Ils précisent, dans un premier temps, que « le lancement de la nouvelle plaque d'immatriculation ne concerne pas les véhicules déjà immatriculés et en circulation à travers le pays ». Ce qui devrait tout de suite mettre fin à la colère de la société civile de manière générale et, surtout, des automobilistes. Ces derniers craignaient d'être asphyxiés par une telle opération, lancée juste après celle du nouveau permis de conduire et du contrôle technique.
« L'opération cible en premier lieu tout véhicule destiné à entrer en circulation pour la première fois en RDC », renchérîssent les services du ministère des Finances, en précisant qu'il s'agit évidemment de « tout véhicule non encore immatriculé. Ainsi, il y aura coexistence légale de deux types de plaques d'immatriculation jusqu'au lancement du processus de mise en conformité ».
Particularités de la nouvelle plaque d'immatriculation
« La nouvelle plaque d'immatriculation moderne tient notamment compte de la codification internationale de la République démocratique du Congo », explique-t-on dans cette mise au point, ce qui n'est pas le cas de l'actuelle plaque.

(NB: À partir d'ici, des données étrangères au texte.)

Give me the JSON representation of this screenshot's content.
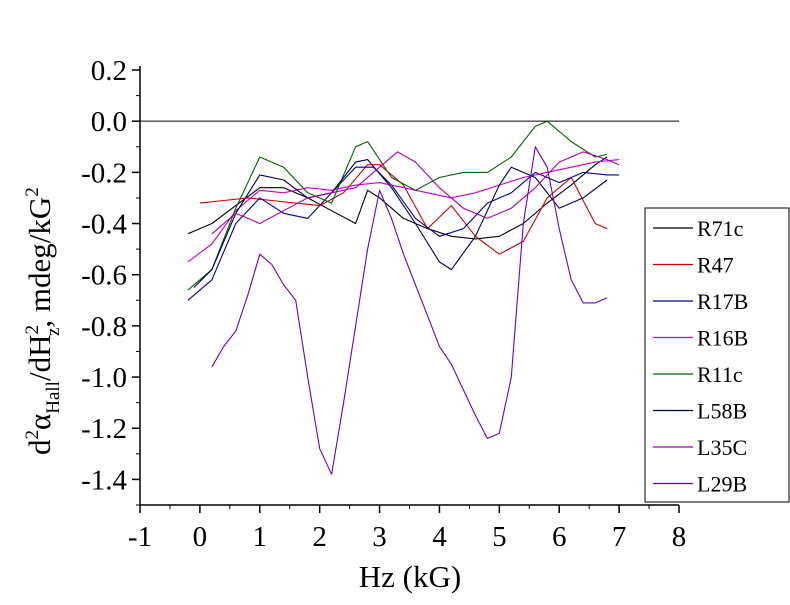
{
  "chart_data": {
    "type": "line",
    "xlabel": "Hz (kG)",
    "ylabel": {
      "d": "d",
      "sup2a": "2",
      "alpha": "α",
      "hall": "Hall",
      "slash": "/dH",
      "z": "z",
      "sup2b": "2",
      "unit": ", mdeg/kG",
      "sup2c": "2"
    },
    "xlim": [
      -1,
      8
    ],
    "ylim": [
      -1.5,
      0.2
    ],
    "xticks": [
      -1,
      0,
      1,
      2,
      3,
      4,
      5,
      6,
      7,
      8
    ],
    "xtick_labels": [
      "-1",
      "0",
      "1",
      "2",
      "3",
      "4",
      "5",
      "6",
      "7",
      "8"
    ],
    "yticks": [
      0.2,
      0.0,
      -0.2,
      -0.4,
      -0.6,
      -0.8,
      -1.0,
      -1.2,
      -1.4
    ],
    "ytick_labels": [
      "0.2",
      "0.0",
      "-0.2",
      "-0.4",
      "-0.6",
      "-0.8",
      "-1.0",
      "-1.2",
      "-1.4"
    ],
    "reference_line_y": 0.0,
    "grid": false,
    "legend_position": "right",
    "series": [
      {
        "name": "R71c",
        "color": "#000000",
        "x": [
          -0.2,
          0.2,
          0.6,
          1.0,
          1.4,
          1.8,
          2.2,
          2.6,
          2.8,
          3.0,
          3.4,
          3.8,
          4.2,
          4.6,
          5.0,
          5.4,
          5.8,
          6.2,
          6.6,
          6.8
        ],
        "y": [
          -0.44,
          -0.4,
          -0.33,
          -0.26,
          -0.26,
          -0.3,
          -0.35,
          -0.4,
          -0.27,
          -0.3,
          -0.38,
          -0.42,
          -0.45,
          -0.46,
          -0.45,
          -0.4,
          -0.32,
          -0.25,
          -0.17,
          -0.14
        ]
      },
      {
        "name": "R47",
        "color": "#cc0000",
        "x": [
          0.0,
          0.4,
          0.8,
          1.2,
          1.6,
          2.0,
          2.4,
          2.8,
          3.0,
          3.4,
          3.8,
          4.2,
          4.6,
          5.0,
          5.4,
          5.8,
          6.2,
          6.6,
          6.8
        ],
        "y": [
          -0.32,
          -0.31,
          -0.3,
          -0.31,
          -0.32,
          -0.33,
          -0.28,
          -0.17,
          -0.17,
          -0.25,
          -0.42,
          -0.33,
          -0.45,
          -0.52,
          -0.47,
          -0.3,
          -0.22,
          -0.4,
          -0.42
        ]
      },
      {
        "name": "R17B",
        "color": "#00008b",
        "x": [
          -0.2,
          0.2,
          0.6,
          1.0,
          1.4,
          1.8,
          2.2,
          2.6,
          2.9,
          3.2,
          3.6,
          4.0,
          4.4,
          4.8,
          5.2,
          5.6,
          6.0,
          6.4,
          6.8,
          7.0
        ],
        "y": [
          -0.7,
          -0.62,
          -0.4,
          -0.3,
          -0.36,
          -0.38,
          -0.28,
          -0.18,
          -0.18,
          -0.25,
          -0.38,
          -0.45,
          -0.42,
          -0.32,
          -0.28,
          -0.2,
          -0.24,
          -0.2,
          -0.21,
          -0.21
        ]
      },
      {
        "name": "R16B",
        "color": "#cc00cc",
        "x": [
          -0.2,
          0.2,
          0.6,
          1.0,
          1.4,
          1.8,
          2.2,
          2.6,
          3.0,
          3.4,
          3.8,
          4.2,
          4.6,
          5.0,
          5.4,
          5.8,
          6.2,
          6.6,
          7.0
        ],
        "y": [
          -0.55,
          -0.48,
          -0.35,
          -0.27,
          -0.28,
          -0.26,
          -0.27,
          -0.25,
          -0.24,
          -0.26,
          -0.28,
          -0.3,
          -0.28,
          -0.25,
          -0.22,
          -0.2,
          -0.18,
          -0.16,
          -0.15
        ]
      },
      {
        "name": "R11c",
        "color": "#006400",
        "x": [
          -0.2,
          0.2,
          0.6,
          1.0,
          1.4,
          1.8,
          2.2,
          2.6,
          2.8,
          3.2,
          3.6,
          4.0,
          4.4,
          4.8,
          5.2,
          5.6,
          5.8,
          6.2,
          6.6,
          6.8
        ],
        "y": [
          -0.66,
          -0.58,
          -0.34,
          -0.14,
          -0.18,
          -0.28,
          -0.32,
          -0.1,
          -0.08,
          -0.22,
          -0.27,
          -0.22,
          -0.2,
          -0.2,
          -0.14,
          -0.02,
          0.0,
          -0.08,
          -0.14,
          -0.13
        ]
      },
      {
        "name": "L58B",
        "color": "#00004d",
        "x": [
          -0.1,
          0.2,
          0.6,
          1.0,
          1.4,
          1.8,
          2.2,
          2.6,
          2.8,
          3.2,
          3.6,
          4.0,
          4.2,
          4.6,
          5.0,
          5.2,
          5.6,
          6.0,
          6.4,
          6.8
        ],
        "y": [
          -0.65,
          -0.58,
          -0.36,
          -0.21,
          -0.23,
          -0.3,
          -0.28,
          -0.16,
          -0.15,
          -0.26,
          -0.4,
          -0.55,
          -0.58,
          -0.45,
          -0.25,
          -0.18,
          -0.22,
          -0.34,
          -0.3,
          -0.23
        ]
      },
      {
        "name": "L35C",
        "color": "#aa00aa",
        "x": [
          0.2,
          0.6,
          1.0,
          1.4,
          1.8,
          2.2,
          2.6,
          3.0,
          3.3,
          3.6,
          4.0,
          4.4,
          4.8,
          5.2,
          5.6,
          6.0,
          6.4,
          6.8,
          7.0
        ],
        "y": [
          -0.44,
          -0.36,
          -0.4,
          -0.35,
          -0.3,
          -0.28,
          -0.26,
          -0.18,
          -0.12,
          -0.16,
          -0.26,
          -0.34,
          -0.38,
          -0.34,
          -0.26,
          -0.16,
          -0.12,
          -0.15,
          -0.17
        ]
      },
      {
        "name": "L29B",
        "color": "#6600cc",
        "x": [
          0.2,
          0.4,
          0.6,
          0.8,
          1.0,
          1.2,
          1.4,
          1.6,
          1.8,
          2.0,
          2.2,
          2.4,
          2.6,
          2.8,
          3.0,
          3.2,
          3.4,
          3.6,
          3.8,
          4.0,
          4.2,
          4.4,
          4.6,
          4.8,
          5.0,
          5.2,
          5.4,
          5.6,
          5.8,
          6.0,
          6.2,
          6.4,
          6.6,
          6.8
        ],
        "y": [
          -0.96,
          -0.88,
          -0.82,
          -0.68,
          -0.52,
          -0.56,
          -0.64,
          -0.7,
          -1.0,
          -1.28,
          -1.38,
          -1.1,
          -0.8,
          -0.5,
          -0.27,
          -0.38,
          -0.52,
          -0.64,
          -0.76,
          -0.88,
          -0.95,
          -1.05,
          -1.15,
          -1.24,
          -1.22,
          -1.0,
          -0.4,
          -0.1,
          -0.18,
          -0.42,
          -0.62,
          -0.71,
          -0.71,
          -0.69
        ]
      }
    ]
  }
}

Cette nouvelle plaque d'immatriculation est, en outre, dotée « d'un dispositif de sécurité et de lecture des données d'identification du véhicule et de son propriétaire, données stockées dans une base centralisée ».

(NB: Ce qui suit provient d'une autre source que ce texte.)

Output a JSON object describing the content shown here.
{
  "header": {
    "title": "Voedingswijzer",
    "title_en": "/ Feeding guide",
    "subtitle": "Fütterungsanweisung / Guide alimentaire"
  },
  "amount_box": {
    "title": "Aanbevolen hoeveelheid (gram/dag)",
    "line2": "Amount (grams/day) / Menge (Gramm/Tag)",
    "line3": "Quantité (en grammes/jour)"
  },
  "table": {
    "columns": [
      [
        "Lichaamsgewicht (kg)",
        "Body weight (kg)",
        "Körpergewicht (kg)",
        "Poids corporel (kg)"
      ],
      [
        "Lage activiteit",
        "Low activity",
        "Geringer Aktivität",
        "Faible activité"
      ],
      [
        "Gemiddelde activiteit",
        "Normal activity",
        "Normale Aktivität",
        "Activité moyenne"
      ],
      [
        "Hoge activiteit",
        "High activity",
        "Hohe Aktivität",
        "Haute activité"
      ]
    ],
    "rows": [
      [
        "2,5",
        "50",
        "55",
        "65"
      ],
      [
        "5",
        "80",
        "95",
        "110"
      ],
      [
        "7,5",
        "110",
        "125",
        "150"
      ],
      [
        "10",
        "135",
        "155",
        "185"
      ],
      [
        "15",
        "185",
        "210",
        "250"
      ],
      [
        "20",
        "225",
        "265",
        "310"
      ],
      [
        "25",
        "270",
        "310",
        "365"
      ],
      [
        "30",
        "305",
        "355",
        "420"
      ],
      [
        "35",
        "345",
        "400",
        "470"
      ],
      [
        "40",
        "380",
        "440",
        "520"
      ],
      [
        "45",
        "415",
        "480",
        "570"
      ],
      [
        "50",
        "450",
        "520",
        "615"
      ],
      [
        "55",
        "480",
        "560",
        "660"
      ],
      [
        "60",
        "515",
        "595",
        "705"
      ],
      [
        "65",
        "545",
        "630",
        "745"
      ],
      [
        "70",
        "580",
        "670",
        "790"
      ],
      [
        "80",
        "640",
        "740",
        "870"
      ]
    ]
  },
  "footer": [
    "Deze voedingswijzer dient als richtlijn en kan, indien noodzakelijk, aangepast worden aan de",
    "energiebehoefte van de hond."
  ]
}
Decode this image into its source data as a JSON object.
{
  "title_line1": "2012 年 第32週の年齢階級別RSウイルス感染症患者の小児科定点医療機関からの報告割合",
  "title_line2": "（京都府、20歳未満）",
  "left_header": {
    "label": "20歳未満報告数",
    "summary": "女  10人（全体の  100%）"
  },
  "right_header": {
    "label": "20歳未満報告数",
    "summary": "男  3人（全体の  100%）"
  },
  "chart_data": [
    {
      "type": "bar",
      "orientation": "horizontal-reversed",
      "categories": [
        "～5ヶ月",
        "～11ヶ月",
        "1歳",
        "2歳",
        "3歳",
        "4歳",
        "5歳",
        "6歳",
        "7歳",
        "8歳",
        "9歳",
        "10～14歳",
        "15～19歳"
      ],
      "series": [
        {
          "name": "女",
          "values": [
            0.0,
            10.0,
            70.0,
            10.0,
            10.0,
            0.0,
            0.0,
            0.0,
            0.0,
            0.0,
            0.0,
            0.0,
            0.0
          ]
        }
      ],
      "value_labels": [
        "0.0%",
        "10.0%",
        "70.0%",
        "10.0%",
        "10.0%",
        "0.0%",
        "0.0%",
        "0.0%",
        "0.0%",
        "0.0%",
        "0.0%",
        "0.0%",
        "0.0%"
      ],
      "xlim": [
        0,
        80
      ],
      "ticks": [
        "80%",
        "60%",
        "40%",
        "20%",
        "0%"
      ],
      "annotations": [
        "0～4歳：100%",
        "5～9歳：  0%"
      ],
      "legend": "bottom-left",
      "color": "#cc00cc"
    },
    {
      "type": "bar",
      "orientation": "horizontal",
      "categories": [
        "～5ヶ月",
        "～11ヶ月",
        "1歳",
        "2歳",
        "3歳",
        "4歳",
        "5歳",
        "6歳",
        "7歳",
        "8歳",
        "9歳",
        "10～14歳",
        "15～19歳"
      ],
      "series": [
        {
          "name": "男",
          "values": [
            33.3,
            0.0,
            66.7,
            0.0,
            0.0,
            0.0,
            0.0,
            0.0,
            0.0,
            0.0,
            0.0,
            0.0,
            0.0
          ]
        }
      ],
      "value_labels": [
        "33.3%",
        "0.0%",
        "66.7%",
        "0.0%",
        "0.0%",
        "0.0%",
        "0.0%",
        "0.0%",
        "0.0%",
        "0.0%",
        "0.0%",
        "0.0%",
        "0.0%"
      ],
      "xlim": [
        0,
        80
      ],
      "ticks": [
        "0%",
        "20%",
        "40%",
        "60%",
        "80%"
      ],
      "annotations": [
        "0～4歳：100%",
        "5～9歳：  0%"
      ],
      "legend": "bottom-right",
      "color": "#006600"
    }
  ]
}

À ce stade, cette mise au point note que « l'ensemble des spécificités techniques de cette nouvelle plaque est en instance d'entraînement par décret du Premier ministre afin de produire ses effets ».
À travers le lancement de la nouvelle plaque d'immatriculation, on veut également effectuer la mise en conformité, en d'autres termes, « le remplacement de l'ancienne plaque par la nouvelle, conforme aux normes internationales, à des coûts réduits fixés par l'arrêté ministériel y afférent ( 115$ pour l'immatriculation des véhicules automobiles, 72$ pour le changement de plaque et 24$ pour la mutation de véhicules ) ».
Le gouvernement veut aussi et surtout « lutter contre la prolifération des fausses plaques minéralogiques émises en dehors du système intégré de la Direction générale des impôts (DGI) ».
Fin 2026, changements de plaque obligatoires
Les automobilistes disposent à ce jour de 12 mois. À partir de de fin décembre 2026, « les propriétaires de véhicules encore munis de l'ancienne (actuelle) plaque d'immatriculation seront appelés à se rendre à la DGI pour se soumettre au processus de mise en conformité ».
Il est précisé, par ailleurs, qu'il ne s'agira pas de réimmatriculé des véhicules, pratique interdite par l'article 59.2 du Code de la Route, mais plutôt « du changement simple de la plaque d'immatriculation, tout en maintenant les éléments enregistrés lors de l'immatriculation initiale ».
Dans cette mise au point, les services du ministère des finances soulignent que ce processus permettra au Gouvernement « de détecter les fausses plaques, avec pour conséquences : l'imposition de pénalités pour fraude et violation des textes légaux et réglementaires, ainsi que l'obligation de procéder à une première immatriculation légale du véhicule ».
Au cas où la plaque a été obtenue légalement, « le propriétaire du véhicule ne paiera que les coûts réduits prévus pour la mise en conformité ».